De  eltiempo

Aunque el desenlace de la gravísima crisis venezolana está pendiente, lo ocurrido en estos días arroja una luz de esperanza sobre las posibilidades de acabar por fin con el criminal régimen chavista. La proclamación como presidente interino de Juan Gerardo Guaidó, la cabeza de la Asamblea Nacional –Poder Legislativo, que tras las elecciones de fines de 2015 quedó en manos de la oposición–, no es un capricho del joven dirigente que saltó este mes al escenario. Es el intento más serio y consistente que ha habido hasta ahora por sacar del poder a la corrupta dictadura de Nicolás Maduro y sus secuaces.

Con sus 35 años, Guaidó no solo ha refrescado el liderazgo opositor –desgastado por la represión oficial y las peleas internas–, sino que ha devuelto a las calles a millones de venezolanos indignados con el gobierno que llevó el país a la hecatombe, y que, cansados de batallar, habían caído en el desaliento y la inacción. Pero Guaidó no solo se abrió un enorme espacio en el interior de Venezuela: en cuestión de días, obtuvo un importante respaldo internacional que llevó a Estados Unidos, Colombia, Brasil, Argentina y una docena más de países americanos a reconocerlo como legítimo gobernante interino, gracias a una maniobra en la cual el presidente Iván Duque jugó un papel clave que, de paso, le devuelve a Colombia parte del liderazgo perdido en la región en este siglo.

Nada de esto quiere decir que Nicolás Maduro esté a punto de caer.
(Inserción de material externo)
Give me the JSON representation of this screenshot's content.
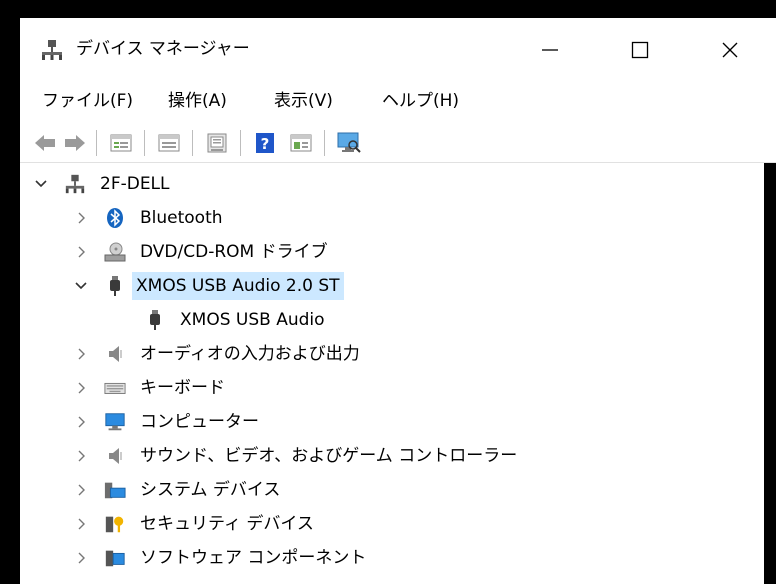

La Unión Europea, tan timorata como suele serlo, se ha limitado a un llamado al diálogo, en consonancia con el papa Francisco, que ha resultado más bien tolerante con los pecados de los regímenes izquierdistas. Y, claro, Rusia, China, Irán y otros de la misma calaña han salido a respaldar al sátrapa bajo cuyo mandato la pobreza se duplicó en Venezuela, la tasa de homicidios se disparó hasta triplicar la de Colombia, la inflación alcanzó 2,5 millones por ciento y las más elementales garantías democráticas desaparecieron. Más de 2,3 millones de venezolanos salieron del país, cerca de un millón hacia Colombia, para escapar de tanta desgracia.

Tras varias jornadas de silencio, la cúpula militar, encabezada por el ministro de Defensa, el general Vladimir Padrino, cerró filas el jueves en torno a Maduro. Pero también llamó al diálogo, y durante las marchas opositoras de esta semana fue notorio que los uniformados se abstuvieran de reprimir a los manifestantes, como si los militares, alentados por la oferta de amnistía que les lanzó Guaidó, hubiesen comenzado, a pesar de las declaraciones del alto mando, a bajar su apuesta por el régimen chavista.

Lo anterior no quiere decir que la represión esté descartada. Los comandos paramilitares del chavismo, que desde hace años matan impunemente en las calles, y la inteligencia cubana, que vigila cada brigada y cada batallón, siguen activos, como lo demuestran los 26 opositores asesinados esta semana. Mientras los generales –muchos de ellos con los bolsillos llenos por la rampante corrupción– sigan, aunque sea de modo tímido, del lado de Maduro, la dictadura va a aguantar.

Pero ni Maduro ni su a veces aliado y a veces adversario en el chavismo, Diosdado Cabello, deben estar durmiendo tranquilos. Gobiernos europeos como el de España han hecho saber que si Maduro no convoca elecciones bajo supervisión internacional, la UE reconocería a Guaidó. Mientras tanto, se agrava el desastre económico, social y de violencia que la incompetencia y la corrupción del régimen han causado, y todo eso empeora las opciones de Maduro. Atrincherado en el Palacio de Miraflores, el dictador luce más débil que nunca, pero todavía resiste y está en capacidad de hacer mucho daño y de causar muchas más muertes.